Comment le design est-il pensé pour parler à toutes ces communautés ?
En replongeant dans notre patrimoine. Les talents qui se sont succédé à la direction artistique puisent toujours au sein de nos archives et apportent une touche supplémentaire pour continuer à innover et à faire évoluer la marque. Ensuite, les communautés de clients nous font découvrir aussi des aspérités de la marque. Certaines s’en sont emparées pour créer une silhouette qui a ensuite inspiré d’autres évolutions du style, toujours dans un mix entre sport et fashion. Quand René Lacoste a arraché en 1926 ses manches de chemise pour créer le polo, c'était un geste très libérateur. Et je veux absolument que nous conservions ce carrefour des styles. Les vêtements que nous développons reflètent toujours notre savoir-faire unique et français. On peut tout à fait porter un col en V avec un pantalon de survêtement : l'élégance décontractée est intrinsèque à la marque, à l'image de notre époque.
Quel est le secret pour séduire les différentes générations ?
Lacoste est la marque intergénérationnelle par excellence. C’était l’objet de notre campagne récente avec notamment le visuel d’un jeune homme et d’une dame qui l’est moins, tous deux portant un polo rose. Les campagnes que nous développons peuvent parfois être tournées vers un côté plus pop, toucher un public plus jeune, mais l’essence de la marque est toujours là, celle qui fait que tout le monde s’y reconnait. Par ailleurs, nous avons chaque année un baromètre qui mesure comment la marque évolue en fonction des tranches d’âge. Il est intéressant et rassurant de constater que nous réussissons à conserver notre clientèle historique et, en même temps, à recruter de nouvelles générations.
Comment continuez-vous à susciter l’intérêt des jeunes générations ?
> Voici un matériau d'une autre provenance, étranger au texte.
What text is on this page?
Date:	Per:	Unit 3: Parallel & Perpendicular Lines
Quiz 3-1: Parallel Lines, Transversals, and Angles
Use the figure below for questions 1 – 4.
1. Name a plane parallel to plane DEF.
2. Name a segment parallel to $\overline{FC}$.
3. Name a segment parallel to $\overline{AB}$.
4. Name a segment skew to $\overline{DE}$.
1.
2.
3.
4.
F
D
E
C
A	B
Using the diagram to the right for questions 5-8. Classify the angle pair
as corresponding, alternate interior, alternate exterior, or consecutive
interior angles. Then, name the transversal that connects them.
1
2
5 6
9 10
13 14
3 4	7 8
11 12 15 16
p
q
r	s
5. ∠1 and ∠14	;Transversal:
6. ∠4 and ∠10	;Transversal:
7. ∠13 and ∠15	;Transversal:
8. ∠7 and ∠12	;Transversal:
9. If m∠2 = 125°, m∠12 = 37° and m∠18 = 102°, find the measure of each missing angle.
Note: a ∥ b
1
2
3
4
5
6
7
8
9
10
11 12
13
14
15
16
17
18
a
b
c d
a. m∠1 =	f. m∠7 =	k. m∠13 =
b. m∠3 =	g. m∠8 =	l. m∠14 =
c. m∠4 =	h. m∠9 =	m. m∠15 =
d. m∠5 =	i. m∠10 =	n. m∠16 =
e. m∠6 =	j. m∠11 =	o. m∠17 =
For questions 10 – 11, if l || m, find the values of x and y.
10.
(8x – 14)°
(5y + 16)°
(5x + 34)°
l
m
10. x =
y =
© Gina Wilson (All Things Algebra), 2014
Il y a bien sûr notre offre et nos moyens de communication. Mais au-delà de ces dimensions, dans un contexte où le monde bouge beaucoup, les attentes vis-à-vis de la mode aussi. Et celles des jeunes sont assez différentes. La marque a en elle des fondamentaux capables de parler à tous, donc également aux jeunes générations. Nous travaillons beaucoup sur la durabilité des produits, en faisant par exemple évoluer nos fibres de coton pour avoir une meilleure tenue au lavage. Nous nous engageons également depuis 16 ans avec notre Fondation : nous avons déjà accompagné 150 000 jeunes à travers des programmes sur le développement et l'estime de soi par le sport, que nous finançons dans les principaux pays dans lesquels nous sommes implantés. La durabilité, l'engagement sociétal et la transmission sont des sujets auxquels les nouvelles générations sont sensibles, et il se trouve que nous aussi.
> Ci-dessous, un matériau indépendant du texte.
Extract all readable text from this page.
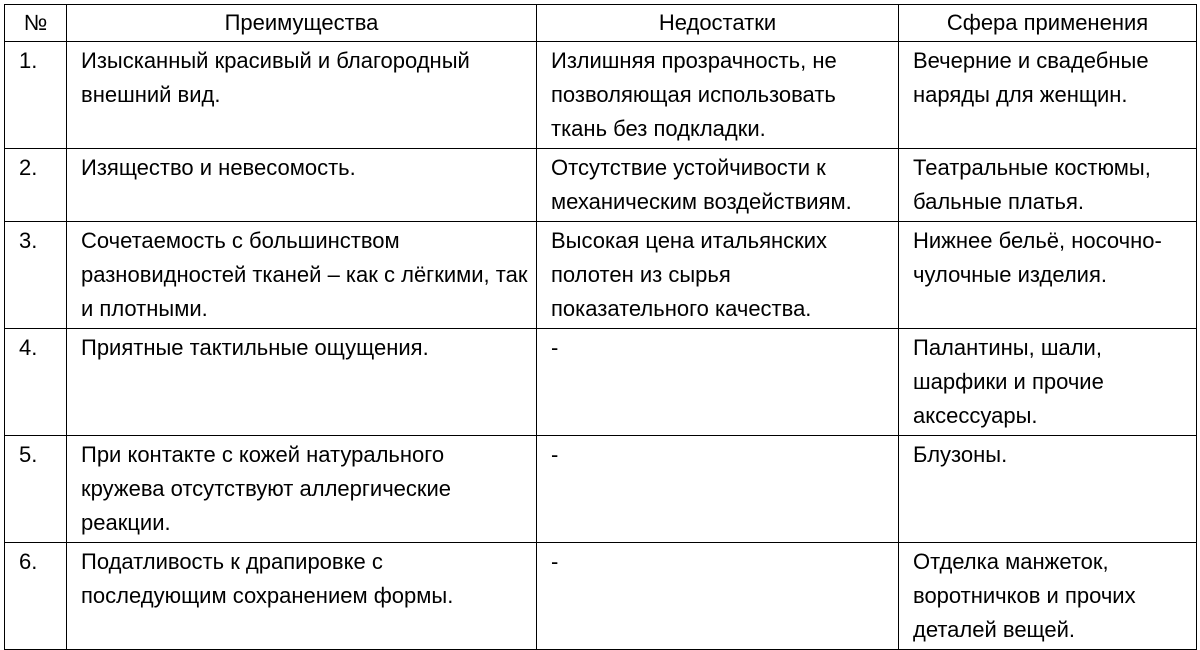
№	Преимущества	Недостатки	Сфера применения
1.	Изысканный красивый и благородный внешний вид.	Излишняя прозрачность, не позволяющая использовать ткань без подкладки.	Вечерние и свадебные наряды для женщин.
2.	Изящество и невесомость.	Отсутствие устойчивости к механическим воздействиям.	Театральные костюмы, бальные платья.
3.	Сочетаемость с большинством разновидностей тканей – как с лёгкими, так и плотными.	Высокая цена итальянских полотен из сырья показательного качества.	Нижнее бельё, носочно-чулочные изделия.
4.	Приятные тактильные ощущения.	-	Палантины, шали, шарфики и прочие аксессуары.
5.	При контакте с кожей натурального кружева отсутствуют аллергические реакции.	-	Блузоны.
6.	Податливость к драпировке с последующим сохранением формы.	-	Отделка манжеток, воротничков и прочих деталей вещей.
Les inspirations tennis, golf et lifestyle suffisent-elles à développer la marque à long terme ?
L’authenticité est une notion très importante chez Lacoste et nos territoires d’expression reflètent ceux pour lesquels nous sommes légitimes. Nous avons encore beaucoup de choses à faire dans le tennis et le golf, et en particulier nous réaffirmer dans ces univers, qui ont, depuis, été préemptés par d’autres de manière moins évidente. En parallèle, nous avons commencé à développer d’autres offres, comme une gamme training. Ensuite, nous nous inspirons de sports dont les communautés se sont appropriées la marque, ou qui, comme la breakdance, deviennent des spécificités olympiques et nourrissent particulièrement les dimensions lifestyle et street de notre marque. Nous travaillons également à l’accélération du développement du footwear, pour ses grands enjeux business, et sa capacité à recruter des clients, notamment jeunes. Je souhaite aussi étendre la catégorie de la femme, qui est un véritable vecteur de désirabilité pour une marque comme la nôtre. Nos archives révèlent d’ailleurs que la marque a été à un certain moment hautement féminine, avec des silhouettes tout à fait en résonance avec le monde d'aujourd'hui.
Comment le sport a-t-il influencé les valeurs de la marque ?
Les valeurs du sport sont au cœur des valeurs de l’entreprise et de la culture managériale : le travail en équipe, l’élégance (du style, mais aussi du comportement, avec le fair-play), la ténacité et l’audace. Le sport apprend beaucoup l’humilité et le dépassement de soi. Lacoste est sur une belle trajectoire de succès, mais nous restons pour autant extrêmement humbles et prudents, conscients que la balle peut changer de camp. En même temps, nous continuons à nous fixer des objectifs ambitieux pour continuer à amener encore plus haut les couleurs de cette marque patrimoniale française, devenue grande au niveau mondial. C’est aussi en quelque sorte un devoir de notre part vis-à-vis de la marque.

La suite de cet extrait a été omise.